Flash Text Editor 1.2.1

Flash Editor 1.2.1 is now up. A bug in the export routine that caused sibling nodes to inherit their previous sibling's properties has been fixed.

Also, please email me if you are experiencing problem highlighting text. I've had a few reports mentioning this problem and I need to fix it. It's most likely caused by the need to update the toolbar and explicitly having to place the cursor selection back into the textfield after the update. If anyone has a suggestion for a better algorithm please let me know. Stuart Schoneveld's editor doesn't seem to be affected by this problem but since he hasn't released the source I can't determine how he's accomplished this.

I'm also trying to find some time to add comments to my weblog so that people can discuss in a forum rather than simply emailing me.

Jboss Theory

I saw Marc Fleury speak at the latest Toronto Java Users Group meeting. Marc has great ideas about the next level of EJB that's produced in the Jboss product he brought into reality. Most of the room was trying to grasp the concepts while Marc kept pushing more ideas out at us, myself included.

I'm now busily working with the new Jboss 3.2 beta and learning about the 3.x interceptor concepts.

Read Marc's Blue paper "Why I Love EJB" for more information on Jboss concepts and the future of Jboss and EJB.

TheServerSide.com also has a video interview with Marc.

Flash Text Editor 1.2

Version 1.2 of my Flash Text Editor is available. Numerous additions have been made including backend support for browsers that don't support JavaScript communication with Flash and a totally redone export routine. I'll be the first to admit that the import and export code is getting out of hand and is not a great example of my typical work. Hopefully over the next two versions I'll be able to produce something much more readable. Flash is totally pass by value so my parsing needs to get a bit more creative.

Some may notice the text selection to be a bit wonky. I'm still wrestling with Flash to get the interface behaviour down pat. If anyone can discern a better algorithm please let me know. I've had a few suggestions and submissions but each implementation had certain flaws that I wasn't happy with. This version has the best behaviour yet and I will continue to try and improve it.

Please play with it and let me know if something is amuck. If you have a solution to the issues listed by all means, fire it off to me.

A special thanks on this one to Anthony Hunt who provided assistance and example code for backend communications.

Forget the Rules

Matt Haughey mentions that SpamAssasin no longer appears to be working effectively against spam. Why? Because SpamAssasin is rules based. Not only that but they display their rules list for spammers to analyze. Just like any game if you show the other team your playbook or run the same plays over and over they'll know your game.

Statistical probability filtering or Bayes filtering techniques are the only way to effectively block spam. When working at SonicBoomerang filtering news and opinion postings we quickly found that rules have inherent error due to human bias. At first we thought that classifying news and opinion was a matter or identifying simple rules. Try as you might you can't come up with a rules based system that is as effective as statistical analysis based on a large training set.

Based on my experience 2000 spam messages are an effective training set to start with.
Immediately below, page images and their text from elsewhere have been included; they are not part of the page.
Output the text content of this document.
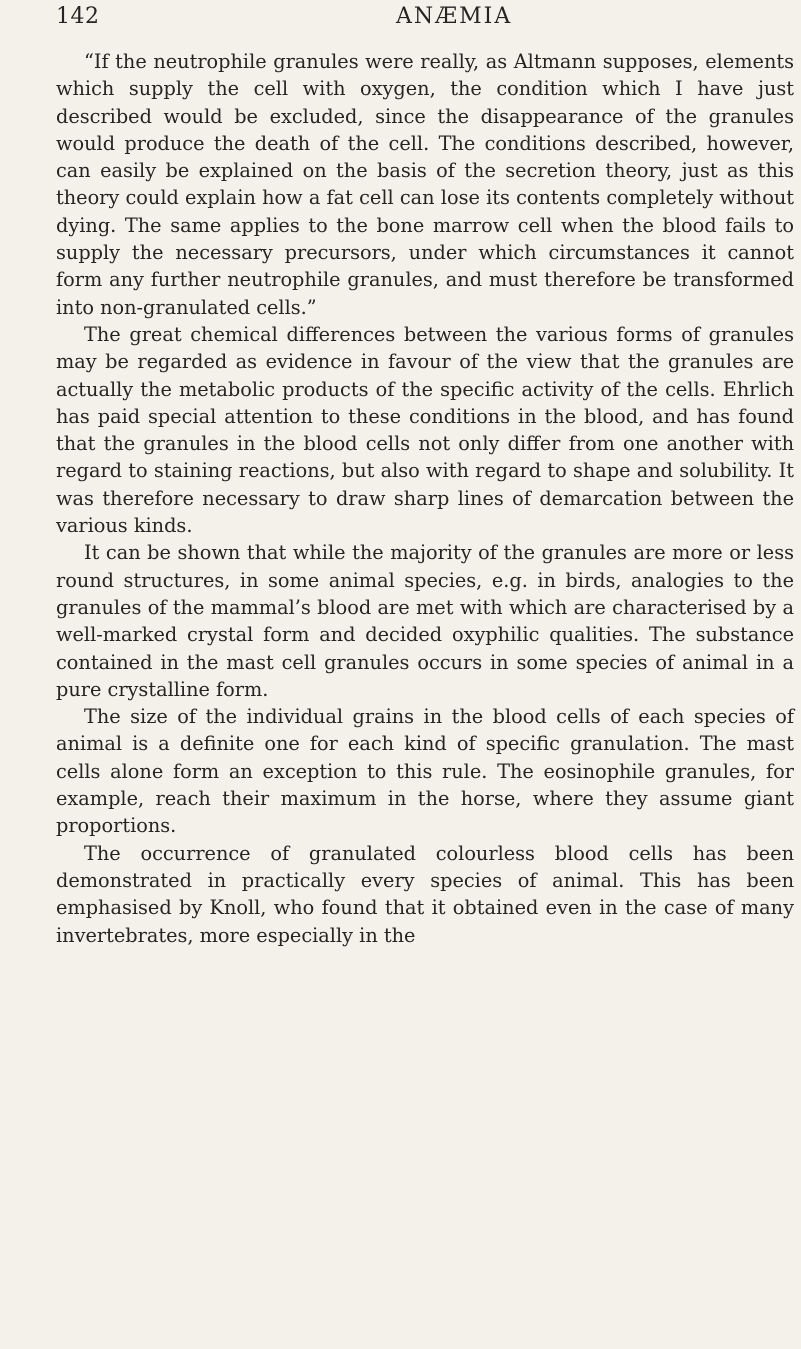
142	ANÆMIA

“If the neutrophile granules were really, as Altmann supposes, elements which supply the cell with oxygen, the condition which I have just described would be excluded, since the disappearance of the granules would produce the death of the cell. The conditions described, however, can easily be explained on the basis of the secretion theory, just as this theory could explain how a fat cell can lose its contents completely without dying. The same applies to the bone marrow cell when the blood fails to supply the necessary precursors, under which circumstances it cannot form any further neutrophile granules, and must therefore be transformed into non-granulated cells.”

The great chemical differences between the various forms of granules may be regarded as evidence in favour of the view that the granules are actually the metabolic products of the specific activity of the cells. Ehrlich has paid special attention to these conditions in the blood, and has found that the granules in the blood cells not only differ from one another with regard to staining reactions, but also with regard to shape and solubility. It was therefore necessary to draw sharp lines of demarcation between the various kinds.

It can be shown that while the majority of the granules are more or less round structures, in some animal species, e.g. in birds, analogies to the granules of the mammal’s blood are met with which are characterised by a well-marked crystal form and decided oxyphilic qualities. The substance contained in the mast cell granules occurs in some species of animal in a pure crystalline form.

The size of the individual grains in the blood cells of each species of animal is a definite one for each kind of specific granulation. The mast cells alone form an exception to this rule. The eosinophile granules, for example, reach their maximum in the horse, where they assume giant proportions.

The occurrence of granulated colourless blood cells has been demonstrated in practically every species of animal. This has been emphasised by Knoll, who found that it obtained even in the case of many invertebrates, more especially in the
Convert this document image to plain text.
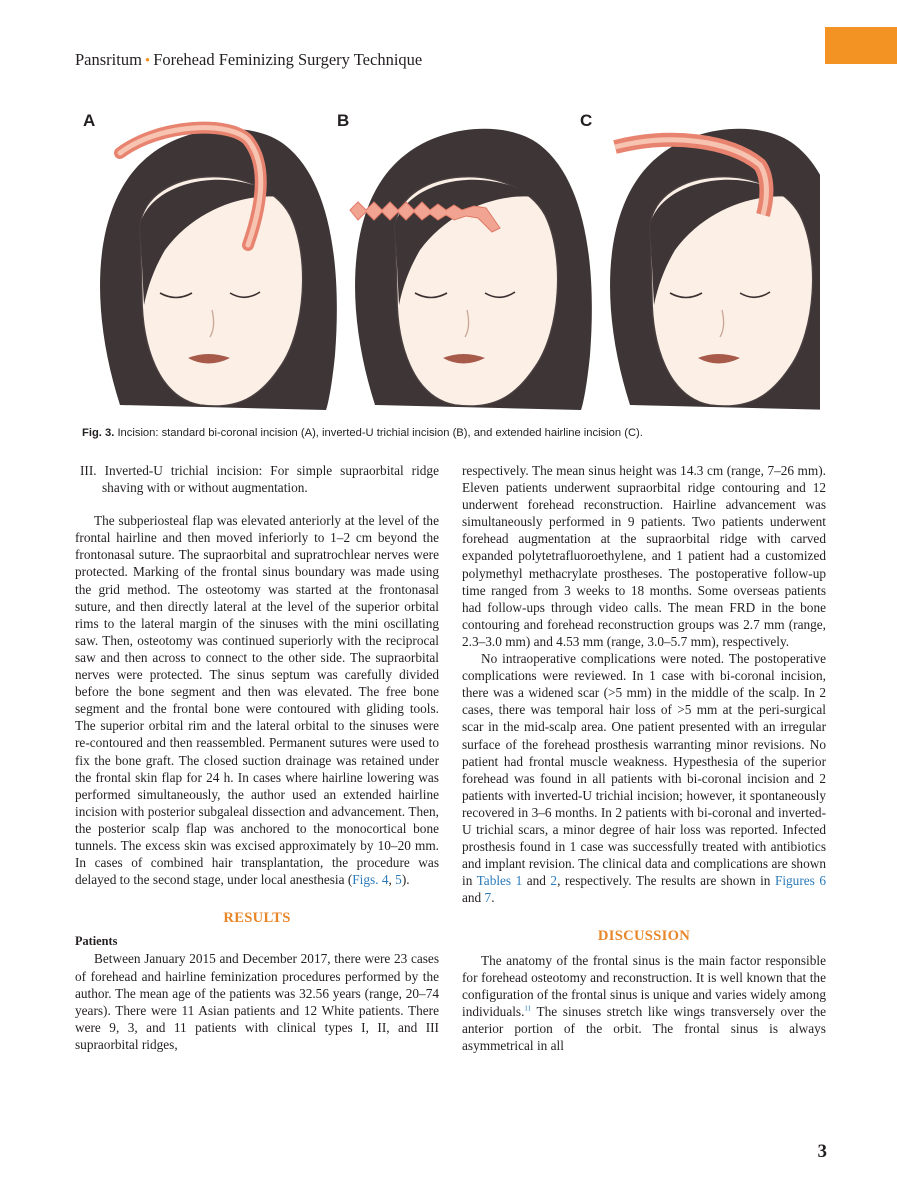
Pansritum • Forehead Feminizing Surgery Technique
A	B	C
Fig. 3. Incision: standard bi-coronal incision (A), inverted-U trichial incision (B), and extended hairline incision (C).

III. Inverted-U trichial incision: For simple supraorbital ridge shaving with or without augmentation.

The subperiosteal flap was elevated anteriorly at the level of the frontal hairline and then moved inferiorly to 1–2 cm beyond the frontonasal suture. The supraorbital and supratrochlear nerves were protected. Marking of the frontal sinus boundary was made using the grid method. The osteotomy was started at the frontonasal suture, and then directly lateral at the level of the superior orbital rims to the lateral margin of the sinuses with the mini oscillating saw. Then, osteotomy was continued superiorly with the reciprocal saw and then across to connect to the other side. The supraorbital nerves were protected. The sinus septum was carefully divided before the bone segment and then was elevated. The free bone segment and the frontal bone were contoured with gliding tools. The superior orbital rim and the lateral orbital to the sinuses were re-contoured and then reassembled. Permanent sutures were used to fix the bone graft. The closed suction drainage was retained under the frontal skin flap for 24 h. In cases where hairline lowering was performed simultaneously, the author used an extended hairline incision with posterior subgaleal dissection and advancement. Then, the posterior scalp flap was anchored to the monocortical bone tunnels. The excess skin was excised approximately by 10–20 mm. In cases of combined hair transplantation, the procedure was delayed to the second stage, under local anesthesia (Figs. 4, 5).

RESULTS

Patients

Between January 2015 and December 2017, there were 23 cases of forehead and hairline feminization procedures performed by the author. The mean age of the patients was 32.56 years (range, 20–74 years). There were 11 Asian patients and 12 White patients. There were 9, 3, and 11 patients with clinical types I, II, and III supraorbital ridges,

respectively. The mean sinus height was 14.3 cm (range, 7–26 mm). Eleven patients underwent supraorbital ridge contouring and 12 underwent forehead reconstruction. Hairline advancement was simultaneously performed in 9 patients. Two patients underwent forehead augmentation at the supraorbital ridge with carved expanded polytetrafluoroethylene, and 1 patient had a customized polymethyl methacrylate prostheses. The postoperative follow-up time ranged from 3 weeks to 18 months. Some overseas patients had follow-ups through video calls. The mean FRD in the bone contouring and forehead reconstruction groups was 2.7 mm (range, 2.3–3.0 mm) and 4.53 mm (range, 3.0–5.7 mm), respectively.

No intraoperative complications were noted. The postoperative complications were reviewed. In 1 case with bi-coronal incision, there was a widened scar (>5 mm) in the middle of the scalp. In 2 cases, there was temporal hair loss of >5 mm at the peri-surgical scar in the mid-scalp area. One patient presented with an irregular surface of the forehead prosthesis warranting minor revisions. No patient had frontal muscle weakness. Hypesthesia of the superior forehead was found in all patients with bi-coronal incision and 2 patients with inverted-U trichial incision; however, it spontaneously recovered in 3–6 months. In 2 patients with bi-coronal and inverted-U trichial scars, a minor degree of hair loss was reported. Infected prosthesis found in 1 case was successfully treated with antibiotics and implant revision. The clinical data and complications are shown in Tables 1 and 2, respectively. The results are shown in Figures 6 and 7.

DISCUSSION

The anatomy of the frontal sinus is the main factor responsible for forehead osteotomy and reconstruction. It is well known that the configuration of the frontal sinus is unique and varies widely among individuals.$^{11}$ The sinuses stretch like wings transversely over the anterior portion of the orbit. The frontal sinus is always asymmetrical in all

3
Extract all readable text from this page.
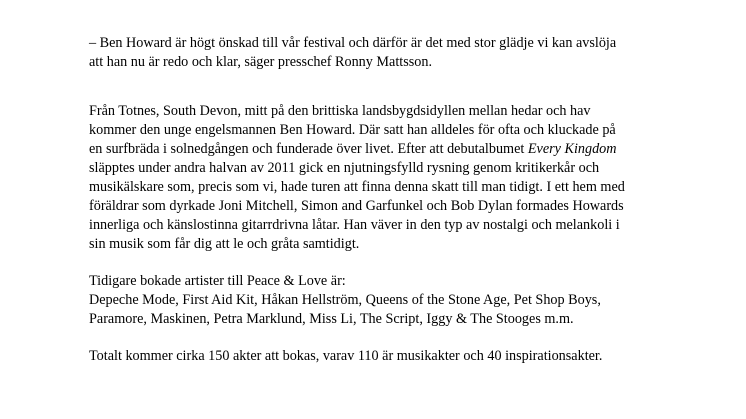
– Ben Howard är högt önskad till vår festival och därför är det med stor glädje vi kan avslöja
att han nu är redo och klar, säger presschef Ronny Mattsson.

Från Totnes, South Devon, mitt på den brittiska landsbygdsidyllen mellan hedar och hav
kommer den unge engelsmannen Ben Howard. Där satt han alldeles för ofta och kluckade på
en surfbräda i solnedgången och funderade över livet. Efter att debutalbumet Every Kingdom
släpptes under andra halvan av 2011 gick en njutningsfylld rysning genom kritikerkår och
musikälskare som, precis som vi, hade turen att finna denna skatt till man tidigt. I ett hem med
föräldrar som dyrkade Joni Mitchell, Simon and Garfunkel och Bob Dylan formades Howards
innerliga och känslostinna gitarrdrivna låtar. Han väver in den typ av nostalgi och melankoli i
sin musik som får dig att le och gråta samtidigt.

Tidigare bokade artister till Peace & Love är:
Depeche Mode, First Aid Kit, Håkan Hellström, Queens of the Stone Age, Pet Shop Boys,
Paramore, Maskinen, Petra Marklund, Miss Li, The Script, Iggy & The Stooges m.m.

Totalt kommer cirka 150 akter att bokas, varav 110 är musikakter och 40 inspirationsakter.
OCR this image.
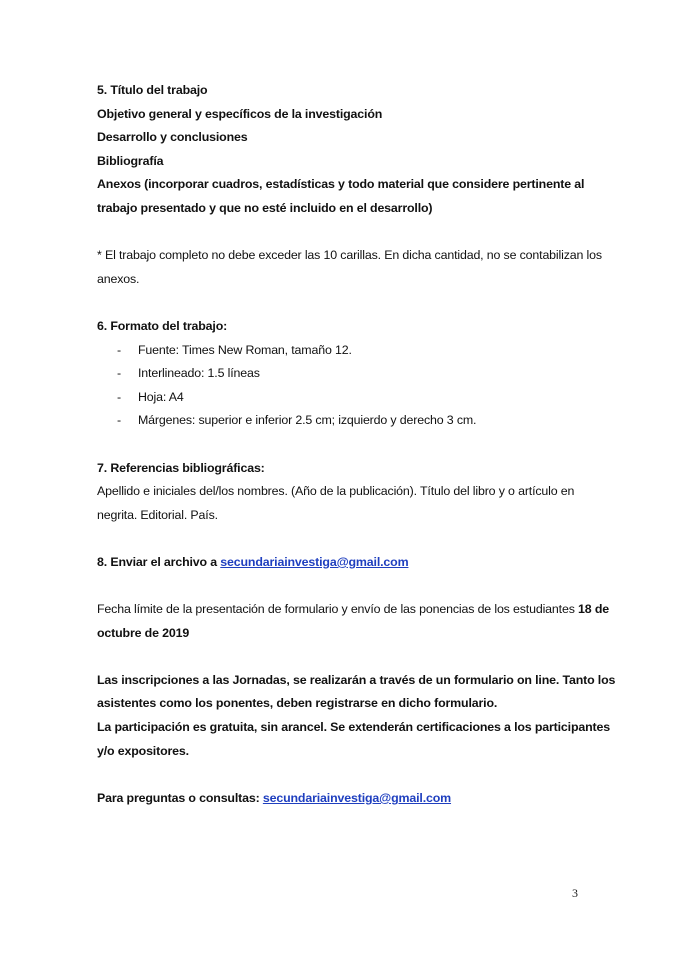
5. Título del trabajo
Objetivo general y específicos de la investigación
Desarrollo y conclusiones
Bibliografía
Anexos (incorporar cuadros, estadísticas y todo material que considere pertinente al
trabajo presentado y que no esté incluido en el desarrollo)
* El trabajo completo no debe exceder las 10 carillas. En dicha cantidad, no se contabilizan los
anexos.
6. Formato del trabajo:
- Fuente: Times New Roman, tamaño 12.
- Interlineado: 1.5 líneas
- Hoja: A4
- Márgenes: superior e inferior 2.5 cm; izquierdo y derecho 3 cm.
7. Referencias bibliográficas:
Apellido e iniciales del/los nombres. (Año de la publicación). Título del libro y o artículo en
negrita. Editorial. País.
8. Enviar el archivo a secundariainvestiga@gmail.com
Fecha límite de la presentación de formulario y envío de las ponencias de los estudiantes 18 de
octubre de 2019
Las inscripciones a las Jornadas, se realizarán a través de un formulario on line. Tanto los
asistentes como los ponentes, deben registrarse en dicho formulario.
La participación es gratuita, sin arancel. Se extenderán certificaciones a los participantes
y/o expositores.
Para preguntas o consultas: secundariainvestiga@gmail.com
3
Did your filter get a false negative or false positive? No problem. Add the error to the training set and your filter just got smarter without the introduction of bias.

I had attempted to find a server side Bayes filter but couldn't install the one I found without numerous errors. I'll try again shortly and hopefully come up with a web interface so all the users on my server can have this at their disposal.

When good interfaces go crufty

I forgot to post this before but Slashdot is driving much attention to it so I figured why not now. When good interfaces go crufty. Matthew makes many great points about interface components that we have come to accept and find comfortable but which are unecessary. It's hard not to think of an application having a Save command or a File Dialog but they're really unecessary, and confusing for the novice user.

POPFile

I've been using POPFile as my new Spam filter. It uses Bayes Theorem techniques to build buckets for classifying email types. I basically set up two buckets, mail and spam and used 2000 legitimate and 2000 spam messages to train POPFile.

POPFile is a Perl script that works as a POP3 proxy. It uses statistical probability based on the training set to determine whether new mail is classified as mail or spam and tags messages with an altered subject or with the header X-Text-Classification. I use the latter method since Mozilla (my mail client) can filter based on mail headers.

So far, out of about 250 email I've had four false positives and one false negative. I'd rather have it the other way around but each false classification is collected by myself and re-inserted back into the proper training set.

Making the Case for PHP at Yahoo!

Via Slashdot - Making the Case for PHP at Yahoo!

This article, like many on Slashdot sparked quite a religious debate over programming languages. Personally I like Java/J2EE with Cocoon up front or JSP if more people need to be familiar with the language. PHP appears to work just as well but the case can be made for almost any language available. Nothing is perfect for every situation kid. There's always classic computer science tradeoffs.

It's too bad Java has threading problems on FreeBSD according to Radwin's presentation. It's seems as if that was their only reason to not use Java.